Excerpt from our One Page Annotated Wall Street Journal Summary (receive it by email every morning by signing up here):
Mexico's Biggest Oil Field Sees Decline
Summary: Crude-oil production at Mexico's Cantarell oil field, the country's biggest, is falling far more quickly than predicted by the country's state oil monopoly. Output, which was above two million barrels a day under two years ago has dropped from 1.92 million barrels a day in January to 1.74 million a day in June.

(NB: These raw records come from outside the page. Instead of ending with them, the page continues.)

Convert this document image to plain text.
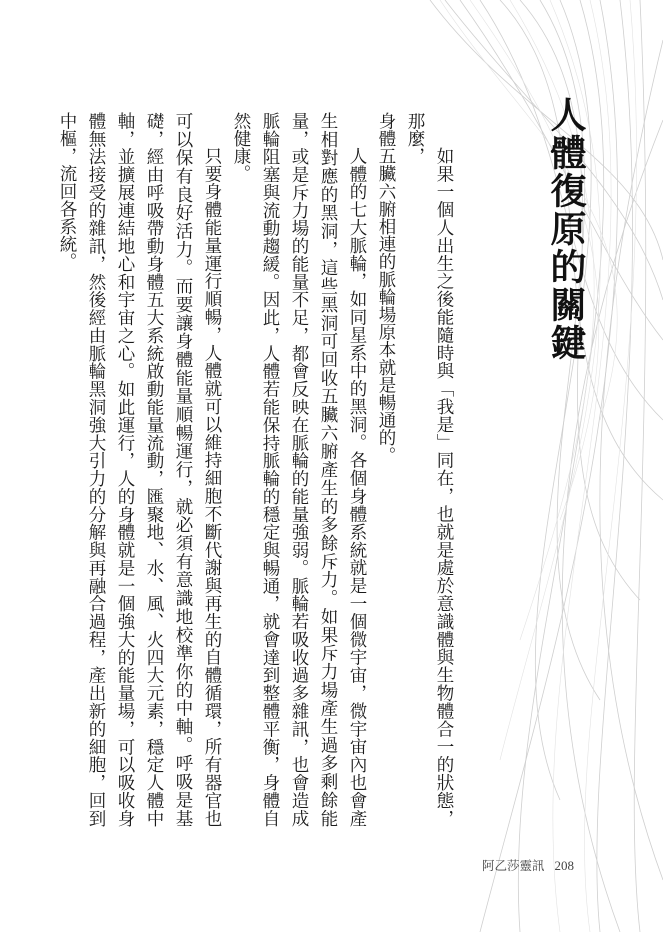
人體復原的關鍵

如果一個人出生之後能隨時與「我是」同在，也就是處於意識體與生物體合一的狀態，那麼，

身體五臟六腑相連的脈輪場原本就是暢通的。

人體的七大脈輪，如同星系中的黑洞。各個身體系統就是一個微宇宙，微宇宙內也會產生相對應的黑洞，這些黑洞可回收五臟六腑產生的多餘斥力。如果斥力場產生過多剩餘能量，或是斥力場的能量不足，都會反映在脈輪的能量強弱。脈輪若吸收過多雜訊，也會造成脈輪阻塞與流動趨緩。因此，人體若能保持脈輪的穩定與暢通，就會達到整體平衡，身體自然健康。

只要身體能量運行順暢，人體就可以維持細胞不斷代謝與再生的自體循環，所有器官也可以保有良好活力。而要讓身體能量順暢運行，就必須有意識地校準你的中軸。呼吸是基礎，經由呼吸帶動身體五大系統啟動能量流動，匯聚地、水、風、火四大元素，穩定人體中軸，並擴展連結地心和宇宙之心。如此運行，人的身體就是一個強大的能量場，可以吸收身體無法接受的雜訊，然後經由脈輪黑洞強大引力的分解與再融合過程，產出新的細胞，回到中樞，流回各系統。

阿乙莎靈訊 208
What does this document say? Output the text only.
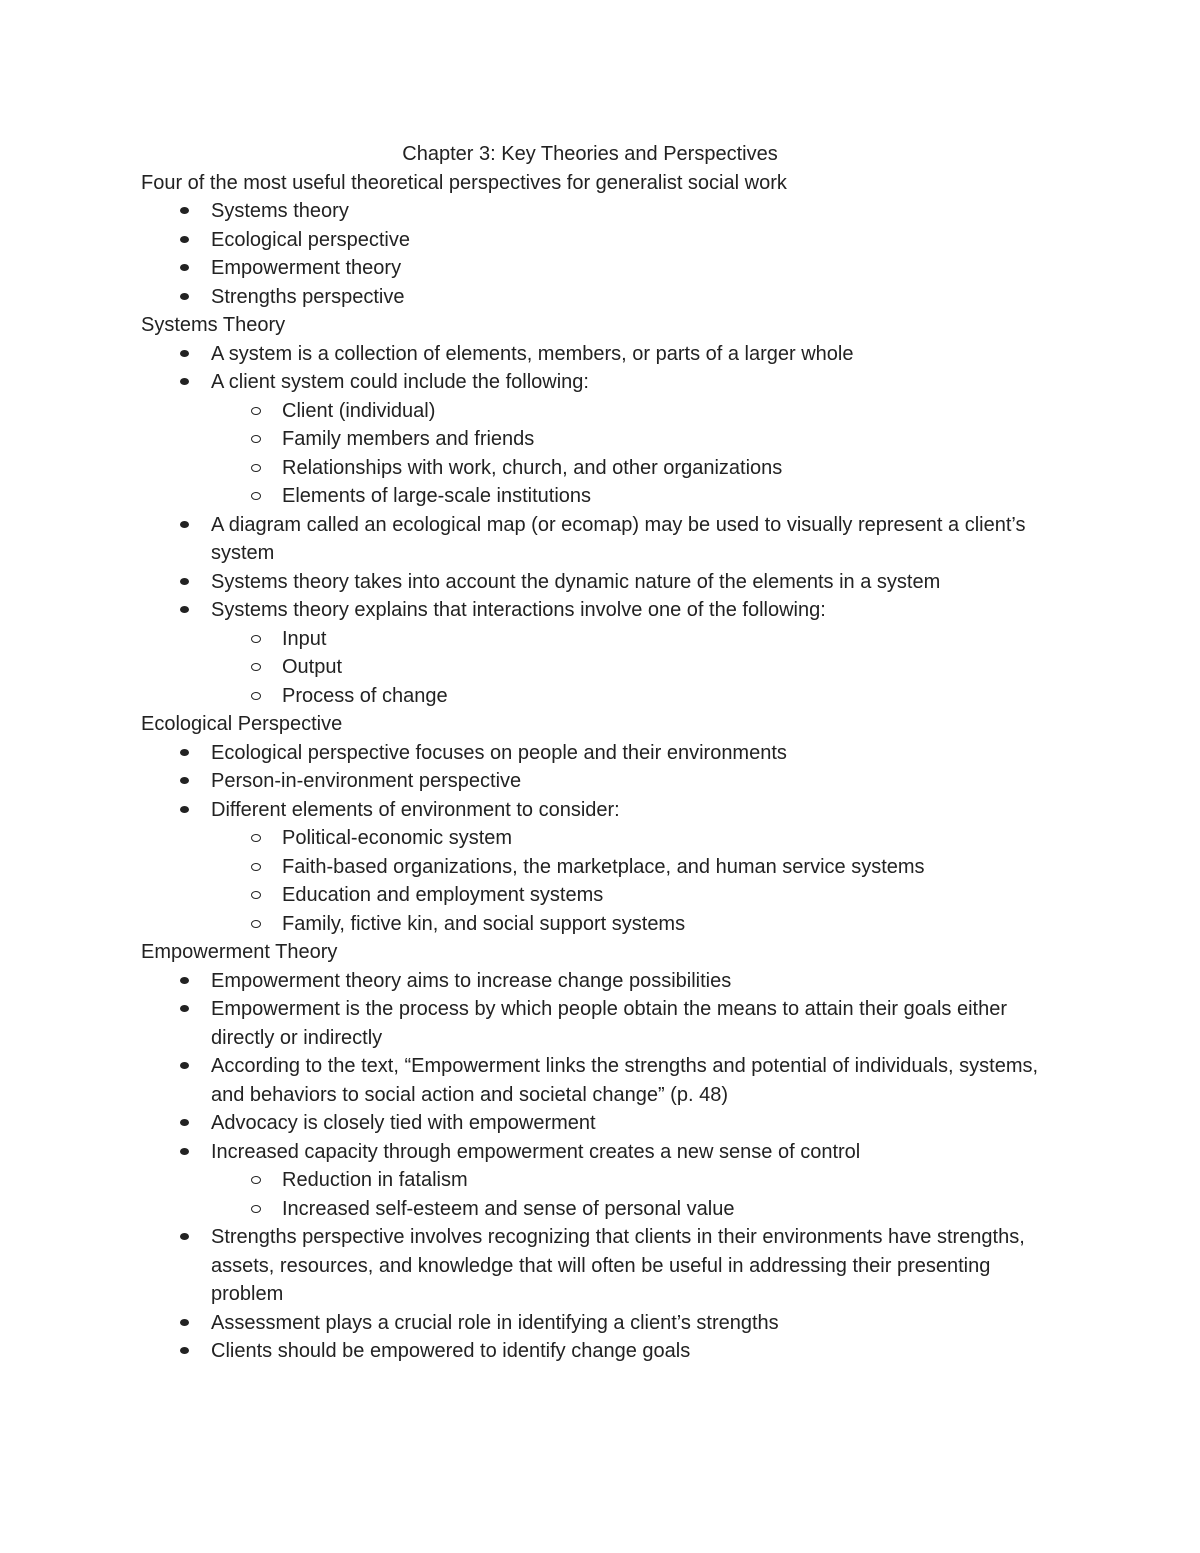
Chapter 3: Key Theories and Perspectives
Four of the most useful theoretical perspectives for generalist social work
Systems theory
Ecological perspective
Empowerment theory
Strengths perspective
Systems Theory
A system is a collection of elements, members, or parts of a larger whole
A client system could include the following:
Client (individual)
Family members and friends
Relationships with work, church, and other organizations
Elements of large-scale institutions
A diagram called an ecological map (or ecomap) may be used to visually represent a client’s system
Systems theory takes into account the dynamic nature of the elements in a system
Systems theory explains that interactions involve one of the following:
Input
Output
Process of change
Ecological Perspective
Ecological perspective focuses on people and their environments
Person-in-environment perspective
Different elements of environment to consider:
Political-economic system
Faith-based organizations, the marketplace, and human service systems
Education and employment systems
Family, fictive kin, and social support systems
Empowerment Theory
Empowerment theory aims to increase change possibilities
Empowerment is the process by which people obtain the means to attain their goals either directly or indirectly
According to the text, “Empowerment links the strengths and potential of individuals, systems, and behaviors to social action and societal change” (p. 48)
Advocacy is closely tied with empowerment
Increased capacity through empowerment creates a new sense of control
Reduction in fatalism
Increased self-esteem and sense of personal value
Strengths perspective involves recognizing that clients in their environments have strengths, assets, resources, and knowledge that will often be useful in addressing their presenting problem
Assessment plays a crucial role in identifying a client’s strengths
Clients should be empowered to identify change goals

That compares with the official prediction by Petróleos Mexicanos that production would decline to a daily average of 1.9 million during 2006. Such a drop is bad news for the global and U.S. oil markets. With the U.S. trying to reduce its dependency on oil from the Middle East, a strong decline in Mexican production, which currently supplies the U.S. with 8% of its crude, could spell increasingly high prices and an even greater dependency on unstable Middle Eastern monarchies.
Comment on related stocks/ETFs: For a related article on Venezuela's state-run oil monopoly PDVSA, see my summary of yesterday's WSJ piece Hugo Chávez' Reforms Mean a Severe Reduction in State-Run PDVSA's Daily Output. An oil supply-shock would boost the price of oil, benefiting the US Oil ETF (NYSEARCA:USO).